Its Green Plan 2030 commits to an additional 1,000 hectares of green space, with every resident within a ten-minute walk of a park. Its Skyrise Greenery program, enacted in 2009, has introduced over 300 hectares of vegetation into new urban developments through rooftop gardens and vertical green facades. While many find this architecture visually pleasing, it is, most crucially, effective: greening building facades reduces energy cooling loads by 10 to 31%. Cool paint coatings, tested in public housing estates, reduce ambient temperatures around buildings by up to 2°C. The city has also launched Cooling Singapore 2.0, a research programme specifically designed to map urban heat sources at the neighborhood level and feed the findings directly into planning decisions.
The contrast with France and, indeed, other European countries, is due to political apathy. France’s cities are built of stone and concrete that absorbs heat during the day and releases it at night, which is why Parisian nights in June no longer cool and Parisians — like myself — are suffocating. Its streets are overwhelmingly impermeable, preventing the evaporation that makes a forest floor ten degrees cooler. Most lowest-income private renters live in properties rated F or G on the energy performance scale, describing buildings that trap cold in winter and trap heat in summer with equally devastating efficiency. Countless people, especially students, live in “chambres de bonne,” small rooms under the zinc-rich roof that are rented out and particularly exposed to the heat.

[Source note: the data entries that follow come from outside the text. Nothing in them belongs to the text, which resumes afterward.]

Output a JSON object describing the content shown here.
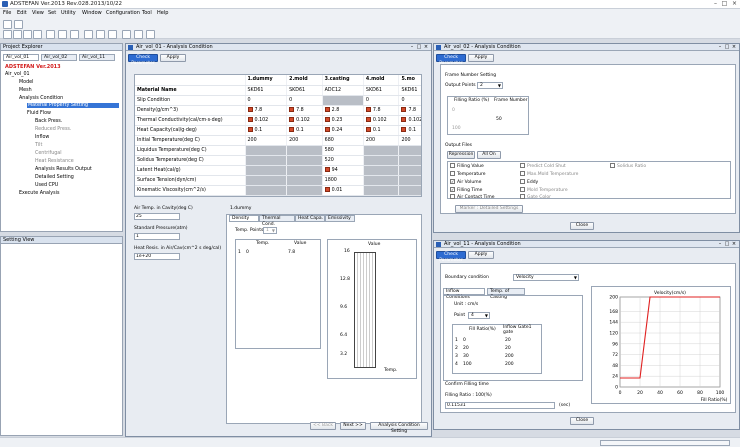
{
  "app": {
    "title": "ADSTEFAN Ver.2013 Rev.028.2013/10/22"
  },
  "menu": [
    "File",
    "Edit",
    "View",
    "Set",
    "Utility",
    "Window",
    "Configuration",
    "Tool",
    "Help"
  ],
  "explorer": {
    "title": "Project Explorer",
    "tabs": [
      "Air_vol_01",
      "Air_vol_02",
      "Air_vol_11"
    ],
    "version": "ADSTEFAN Ver.2013",
    "tree": [
      "Air_vol_01",
      "Model",
      "Mesh",
      "Analysis Condition",
      "Material Property Setting",
      "Fluid Flow",
      "Back Press.",
      "Reduced Press.",
      "Inflow",
      "Tilt",
      "Centrifugal",
      "Heat Resistance",
      "Analysis Results Output",
      "Detailed Setting",
      "Used CPU",
      "Execute Analysis"
    ]
  },
  "setting_view": {
    "title": "Setting View"
  },
  "win1": {
    "title": "Air_vol_01 - Analysis Condition",
    "check": "Check Parameter",
    "apply": "Apply",
    "headers": [
      "Material Name",
      "1.dummy",
      "2.mold",
      "3.casting",
      "4.mold",
      "5.mo"
    ],
    "rows": [
      [
        "Material Name",
        "SKD61",
        "SKD61",
        "ADC12",
        "SKD61",
        "SKD61"
      ],
      [
        "Slip Condition",
        "0",
        "0",
        "",
        "0",
        "0"
      ],
      [
        "Density(g/cm^3)",
        "7.8",
        "7.8",
        "2.8",
        "7.8",
        "7.8"
      ],
      [
        "Thermal Conductivity(cal/cm·s·deg)",
        "0.102",
        "0.102",
        "0.23",
        "0.102",
        "0.102"
      ],
      [
        "Heat Capacity(cal/g·deg)",
        "0.1",
        "0.1",
        "0.24",
        "0.1",
        "0.1"
      ],
      [
        "Initial Temperature(deg C)",
        "200",
        "200",
        "680",
        "200",
        "200"
      ],
      [
        "Liquidus Temperature(deg C)",
        "",
        "",
        "580",
        "",
        ""
      ],
      [
        "Solidus Temperature(deg C)",
        "",
        "",
        "520",
        "",
        ""
      ],
      [
        "Latent Heat(cal/g)",
        "",
        "",
        "94",
        "",
        ""
      ],
      [
        "Surface Tension(dyn/cm)",
        "",
        "",
        "1800",
        "",
        ""
      ],
      [
        "Kinematic Viscosity(cm^2/s)",
        "",
        "",
        "0.01",
        "",
        ""
      ]
    ],
    "air_temp_label": "Air Temp. in Cavity(deg C)",
    "air_temp": "25",
    "std_press_label": "Standard Pressure(atm)",
    "std_press": "1",
    "heat_resis_label": "Heat Resis. in Air/Cav(cm^2 s deg/cal)",
    "heat_resis": "1e+20",
    "sub_title": "1.dummy",
    "sub_tabs": [
      "Density",
      "Thermal Cond.",
      "Heat Capa.",
      "Emissivity"
    ],
    "temp_points_label": "Temp. Points",
    "temp_points": "1",
    "tbl_headers": [
      "Temp.",
      "Value"
    ],
    "tbl_row": [
      "1",
      "0",
      "7.8"
    ],
    "chart_title": "Value",
    "chart_xlabel": "Temp.",
    "back": "<< Back",
    "next": "Next >>",
    "analysis_btn": "Analysis Condition Setting"
  },
  "win2": {
    "title": "Air_vol_02 - Analysis Condition",
    "check": "Check Parameter",
    "apply": "Apply",
    "frame_label": "Frame Number Setting",
    "output_points_label": "Output Points",
    "output_points": "2",
    "headers": [
      "Filling Ratio (%)",
      "Frame Number"
    ],
    "rows": [
      [
        "0",
        ""
      ],
      [
        "",
        "50"
      ],
      [
        "100",
        ""
      ]
    ],
    "output_files": "Output Files",
    "repression": "Repression",
    "all_on": "All On",
    "checks": [
      [
        "Filling Value",
        false
      ],
      [
        "Predict Cold Shut",
        false
      ],
      [
        "Solidus Ratio",
        false
      ],
      [
        "Temperature",
        false
      ],
      [
        "Max.Mold Temperature",
        false
      ],
      [
        "Air Volume",
        true
      ],
      [
        "Eddy",
        false
      ],
      [
        "Filling Time",
        true
      ],
      [
        "Mold Temperature",
        false
      ],
      [
        "Air Contact Time",
        false
      ],
      [
        "Gate Color",
        false
      ]
    ],
    "marker": "Marker : Detailed Settings",
    "close": "Close"
  },
  "win3": {
    "title": "Air_vol_11 - Analysis Condition",
    "check": "Check Parameter",
    "apply": "Apply",
    "boundary_label": "Boundary condition",
    "boundary": "Velocity",
    "tabs": [
      "Inflow Conditions",
      "Temp. of Casting"
    ],
    "unit": "Unit : cm/s",
    "point_label": "Point",
    "point": "4",
    "headers": [
      "Fill Ratio(%)",
      "Inflow Gate1 gate"
    ],
    "rows": [
      [
        "1",
        "0",
        "20"
      ],
      [
        "2",
        "20",
        "20"
      ],
      [
        "3",
        "30",
        "200"
      ],
      [
        "4",
        "100",
        "200"
      ]
    ],
    "confirm": "Confirm Filling time",
    "fill_ratio": "Filling Ratio : 100(%)",
    "fill_time": "0.11531",
    "sec": "(sec)",
    "close": "Close"
  },
  "chart_data": {
    "type": "line",
    "title": "Velocity(cm/s)",
    "xlabel": "Fill Ratio(%)",
    "ylabel": "",
    "x": [
      0,
      20,
      30,
      100
    ],
    "series": [
      {
        "values": [
          20,
          20,
          200,
          200
        ]
      }
    ],
    "xlim": [
      0,
      100
    ],
    "ylim": [
      0,
      200
    ],
    "xticks": [
      0,
      20,
      40,
      60,
      80,
      100
    ],
    "yticks": [
      0,
      24,
      48,
      72,
      96,
      120,
      144,
      168,
      200
    ]
  }
}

Lastly, its urban planning framework contains no binding requirement for green coverage, cool surface materials, shading standards or the kind of systematic heat mapping that Singapore has made fundamental.

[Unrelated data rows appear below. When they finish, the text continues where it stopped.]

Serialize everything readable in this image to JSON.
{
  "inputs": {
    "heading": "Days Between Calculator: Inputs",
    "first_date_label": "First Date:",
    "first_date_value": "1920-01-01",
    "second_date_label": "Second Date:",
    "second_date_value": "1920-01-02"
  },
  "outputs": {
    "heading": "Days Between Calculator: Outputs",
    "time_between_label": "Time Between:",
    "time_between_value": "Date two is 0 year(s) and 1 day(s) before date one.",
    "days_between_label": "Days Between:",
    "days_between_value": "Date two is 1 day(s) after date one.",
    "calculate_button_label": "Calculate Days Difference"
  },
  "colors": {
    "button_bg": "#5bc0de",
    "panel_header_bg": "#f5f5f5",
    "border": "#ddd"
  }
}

Whether it is France or any democracy in the West, there is an impossibility of preventing the inevitable. It is thus tragically unsurprising that, despite knowing that heatwave episodes alone are projected to cost a staggering €206 billion cumulatively between 2026 and 2030, politicians are deferring.
What Singapore demonstrates is that dense, hot cities can be made liveable through planning discipline applied consistently over time: green infrastructure, urban cooling treated as a public utility, heat resilience designed into the core of new developments. None of this requires a tropical climate or an authoritarian government, it merely requires decision-making, which European democracies seem increasingly incapable of doing.

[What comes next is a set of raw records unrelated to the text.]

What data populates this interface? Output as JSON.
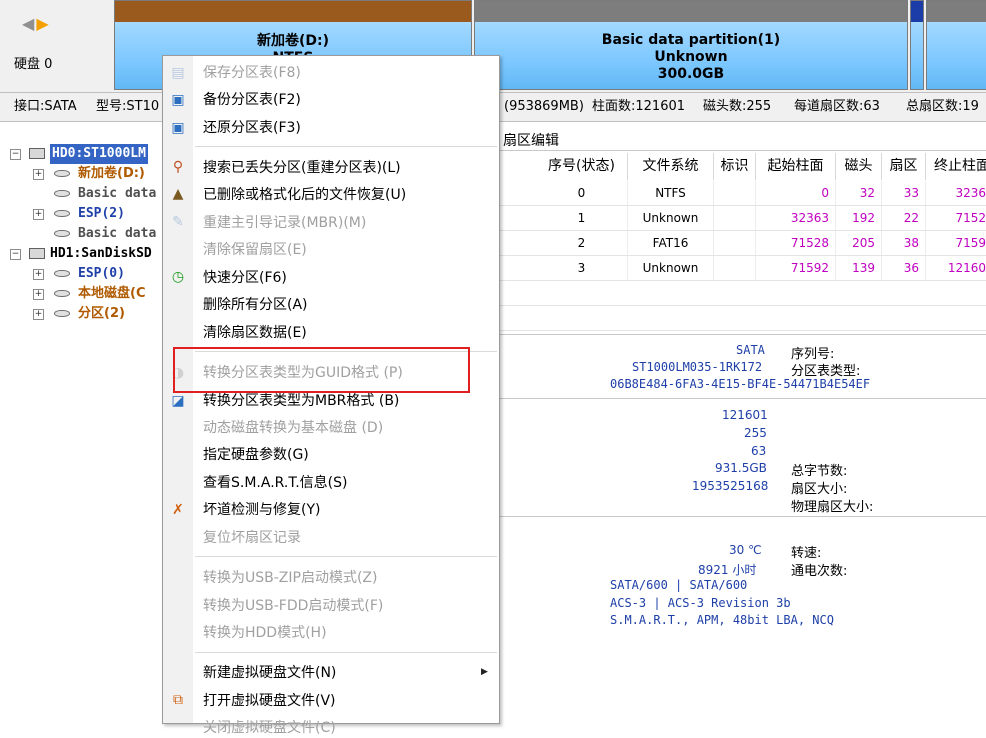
{
  "topbar": {
    "disk_label": "硬盘 0",
    "partitions": [
      {
        "line1": "新加卷(D:)",
        "line2": "NTFS"
      },
      {
        "line1": "Basic data partition(1)",
        "line2": "Unknown",
        "line3": "300.0GB"
      }
    ]
  },
  "info_bar": {
    "interface": "接口:SATA",
    "model": "型号:ST10",
    "capacity_mb": "(953869MB)",
    "cylinders": "柱面数:121601",
    "heads": "磁头数:255",
    "sectors_per_track": "每道扇区数:63",
    "total_sectors": "总扇区数:19"
  },
  "tree": {
    "items": [
      {
        "label": "HD0:ST1000LM",
        "type": "disk"
      },
      {
        "label": "新加卷(D:)",
        "type": "partition"
      },
      {
        "label": "Basic data",
        "type": "partition-plain"
      },
      {
        "label": "ESP(2)",
        "type": "partition"
      },
      {
        "label": "Basic data",
        "type": "partition-plain"
      },
      {
        "label": "HD1:SanDiskSD",
        "type": "disk"
      },
      {
        "label": "ESP(0)",
        "type": "partition"
      },
      {
        "label": "本地磁盘(C",
        "type": "partition"
      },
      {
        "label": "分区(2)",
        "type": "partition"
      }
    ]
  },
  "right_panel": {
    "tab": "扇区编辑",
    "columns": [
      "序号(状态)",
      "文件系统",
      "标识",
      "起始柱面",
      "磁头",
      "扇区",
      "终止柱面"
    ],
    "rows": [
      {
        "index": "0",
        "fs": "NTFS",
        "flag": "",
        "start_cyl": "0",
        "head": "32",
        "sector": "33",
        "end_cyl": "3236"
      },
      {
        "index": "1",
        "fs": "Unknown",
        "flag": "",
        "start_cyl": "32363",
        "head": "192",
        "sector": "22",
        "end_cyl": "7152"
      },
      {
        "index": "2",
        "fs": "FAT16",
        "flag": "",
        "start_cyl": "71528",
        "head": "205",
        "sector": "38",
        "end_cyl": "7159"
      },
      {
        "index": "3",
        "fs": "Unknown",
        "flag": "",
        "start_cyl": "71592",
        "head": "139",
        "sector": "36",
        "end_cyl": "12160"
      }
    ]
  },
  "disk_info": {
    "interface": "SATA",
    "model": "ST1000LM035-1RK172",
    "guid": "06B8E484-6FA3-4E15-BF4E-54471B4E54EF",
    "serial_label": "序列号:",
    "table_type_label": "分区表类型:",
    "cylinders": "121601",
    "heads": "255",
    "sectors": "63",
    "capacity": "931.5GB",
    "total_sectors": "1953525168",
    "total_bytes_label": "总字节数:",
    "sector_size_label": "扇区大小:",
    "physical_sector_label": "物理扇区大小:",
    "temperature": "30 ℃",
    "power_on_hours": "8921 小时",
    "rpm_label": "转速:",
    "power_on_count_label": "通电次数:",
    "sata": "SATA/600 | SATA/600",
    "acs": "ACS-3 | ACS-3 Revision 3b",
    "features": "S.M.A.R.T., APM, 48bit LBA, NCQ"
  },
  "context_menu": {
    "items": [
      {
        "label": "保存分区表(F8)",
        "disabled": true,
        "icon": "save-icon"
      },
      {
        "label": "备份分区表(F2)",
        "disabled": false,
        "icon": "backup-icon"
      },
      {
        "label": "还原分区表(F3)",
        "disabled": false,
        "icon": "restore-icon"
      },
      {
        "label": "搜索已丢失分区(重建分区表)(L)",
        "disabled": false,
        "icon": "search-icon"
      },
      {
        "label": "已删除或格式化后的文件恢复(U)",
        "disabled": false,
        "icon": "recover-icon"
      },
      {
        "label": "重建主引导记录(MBR)(M)",
        "disabled": true,
        "icon": "mbr-icon"
      },
      {
        "label": "清除保留扇区(E)",
        "disabled": true
      },
      {
        "label": "快速分区(F6)",
        "disabled": false,
        "icon": "clock-icon"
      },
      {
        "label": "删除所有分区(A)",
        "disabled": false
      },
      {
        "label": "清除扇区数据(E)",
        "disabled": false
      },
      {
        "label": "转换分区表类型为GUID格式 (P)",
        "disabled": true,
        "icon": "convert-icon"
      },
      {
        "label": "转换分区表类型为MBR格式 (B)",
        "disabled": false,
        "icon": "convert-icon"
      },
      {
        "label": "动态磁盘转换为基本磁盘 (D)",
        "disabled": true
      },
      {
        "label": "指定硬盘参数(G)",
        "disabled": false
      },
      {
        "label": "查看S.M.A.R.T.信息(S)",
        "disabled": false
      },
      {
        "label": "坏道检测与修复(Y)",
        "disabled": false,
        "icon": "tools-icon"
      },
      {
        "label": "复位坏扇区记录",
        "disabled": true
      },
      {
        "label": "转换为USB-ZIP启动模式(Z)",
        "disabled": true
      },
      {
        "label": "转换为USB-FDD启动模式(F)",
        "disabled": true
      },
      {
        "label": "转换为HDD模式(H)",
        "disabled": true
      },
      {
        "label": "新建虚拟硬盘文件(N)",
        "disabled": false,
        "submenu": true
      },
      {
        "label": "打开虚拟硬盘文件(V)",
        "disabled": false,
        "icon": "open-vdisk-icon"
      },
      {
        "label": "关闭虚拟硬盘文件(C)",
        "disabled": true
      }
    ]
  },
  "colors": {
    "accent_highlight": "#e02020",
    "disabled_text": "#a0a0a0",
    "partition_fill": "#7ec8ff",
    "tree_orange": "#b05a00",
    "tree_blue": "#1e3fa8",
    "magenta_values": "#c000c0"
  }
}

While this heatwave is unprecedented, it is clear that its disorienting records will be broken, once more, in the near future, and again incessantly over the next century. While there are still ways to limit the the total temperature increase above pre-industrial levels, there is no longer any serious scientific debate about whether the damage already done can be undone because it cannot. The heat baked into the atmosphere by a century of emissions is not reversible. We will face more summers like this one. The question is whether, by the next heatwave, we will have decided to act to adapt. Every year of delay means more dead, more billions spent patching a crisis that planning could have absorbed and more records broken that will feel increasingly inevitable.